New Orleans Police Beating Caught on Tape
At least one police officer repeatedly punched a 64-year-old man accused of public intoxication, and another officer assaulted an Associated Press Television News producer as a cameraman taped the confrontations.
There will be a criminal investigation, and three New Orleans Police Department officers will be suspended Sunday, arrested and charged with simple battery, Capt. Marlon Defillo said.
“We have great concern with what we saw this morning,” Defillo said after he and about a dozen other high-ranking police department officials watched the APTN footage Sunday. “It’s a troubling tape, no doubt about it. … This department will take immediate action.”
The assaults come as the department, long plagued by allegations of brutality and corruption, struggles with the aftermath of Hurricane Katrina and the resignation last month of Police Superintendent Eddie Compass.
The APTN tape shows an officer hitting the man at least four times in the head Saturday night as he stood outside a bar. The suspect, Robert Davis, appeared to resist, twisting and flailing as he was dragged to the ground by four officers. Another officer then kneed Davis and punched him twice. Davis was face-down on the sidewalk with blood streaming down his arm and into the gutter.

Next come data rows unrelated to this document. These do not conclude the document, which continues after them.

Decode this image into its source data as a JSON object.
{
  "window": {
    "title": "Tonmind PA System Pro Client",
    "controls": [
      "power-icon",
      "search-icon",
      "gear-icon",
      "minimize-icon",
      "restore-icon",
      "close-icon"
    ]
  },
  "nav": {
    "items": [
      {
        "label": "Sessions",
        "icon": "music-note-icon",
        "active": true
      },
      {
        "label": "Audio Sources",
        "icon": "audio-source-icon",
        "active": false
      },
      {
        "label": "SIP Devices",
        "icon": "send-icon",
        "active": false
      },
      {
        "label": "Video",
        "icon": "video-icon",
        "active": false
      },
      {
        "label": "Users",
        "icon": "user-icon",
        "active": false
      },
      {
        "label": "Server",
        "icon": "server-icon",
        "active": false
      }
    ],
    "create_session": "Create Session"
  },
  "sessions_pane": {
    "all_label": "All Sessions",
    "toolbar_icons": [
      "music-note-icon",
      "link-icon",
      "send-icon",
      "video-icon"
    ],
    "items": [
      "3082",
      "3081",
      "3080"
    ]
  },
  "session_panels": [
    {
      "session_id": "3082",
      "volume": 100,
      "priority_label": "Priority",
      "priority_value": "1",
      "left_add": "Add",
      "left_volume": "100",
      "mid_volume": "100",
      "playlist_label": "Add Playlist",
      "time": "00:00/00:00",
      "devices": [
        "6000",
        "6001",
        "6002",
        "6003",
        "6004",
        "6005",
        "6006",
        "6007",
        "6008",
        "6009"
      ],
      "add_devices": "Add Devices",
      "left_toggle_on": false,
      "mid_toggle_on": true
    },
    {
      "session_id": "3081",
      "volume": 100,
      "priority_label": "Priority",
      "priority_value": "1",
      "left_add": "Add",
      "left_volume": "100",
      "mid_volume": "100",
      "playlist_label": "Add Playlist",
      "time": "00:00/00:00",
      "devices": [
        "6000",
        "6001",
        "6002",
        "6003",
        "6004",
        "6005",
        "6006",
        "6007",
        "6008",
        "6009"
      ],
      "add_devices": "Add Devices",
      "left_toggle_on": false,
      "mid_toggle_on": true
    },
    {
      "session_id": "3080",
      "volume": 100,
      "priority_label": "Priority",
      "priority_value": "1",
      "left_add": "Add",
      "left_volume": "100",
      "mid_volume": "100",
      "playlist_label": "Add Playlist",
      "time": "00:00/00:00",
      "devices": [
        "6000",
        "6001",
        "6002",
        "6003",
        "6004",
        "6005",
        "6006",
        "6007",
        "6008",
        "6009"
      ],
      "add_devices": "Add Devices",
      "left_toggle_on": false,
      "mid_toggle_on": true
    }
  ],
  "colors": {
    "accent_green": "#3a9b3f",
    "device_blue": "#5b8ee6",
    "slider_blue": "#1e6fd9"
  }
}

Meanwhile, an officer ordered APTN producer Rich Matthews and the cameraman to stop recording. When Matthews held up his credentials and explained he was working, the officer grabbed the producer, leaned him backward over a car, jabbed him in the stomach and unleashed a profanity-laced tirade.
“I’ve been here for six weeks trying to keep … alive. … Go home!” shouted the officer, who later identified himself as S.M. Smith.
Police said Davis, 64, of New Orleans, was booked on public intoxication, resisting arrest, battery on a police officer and public intimidation.
Davis, who is black, was subdued at the intersection of Conti and Bourbon streets. Three of the officers appeared to be white, and the other was light skinned. Defillo said race was not an issue.
Three of the five officers involved were New Orleans officers, and two others appeared to be federal officers. Numerous agencies have sent police to help with patrols in the aftermath of Katrina.
Under normal circumstances, it takes unusually offensive behavior to trigger an arrest on Bourbon Street. But New Orleans police have been working under stressful conditions since the hurricane.
Officers slept in their cars and worked 24-hour shifts after the storm. Three-quarters lost their homes and their families are scattered across the country.
Many officers deserted their posts in the days after Katrina, and some were accused of joining in the looting that broke out. At least two committed suicide.
Conditions have improved — officers now have beds on a cruise ship — but they don’t have private rooms and are still working five, 12-hour days.
Compass, the police superintendent, resigned Sept. 27. Despite more than 10 years of reform efforts dating to before he took office, police were dogged by allegations of brutality and corruption.
On Friday, state authorities said they were investigating allegations that New Orleans police broke into a dealership and made off with nearly 200 cars — including 41 new Cadillacs — as the storm closed in.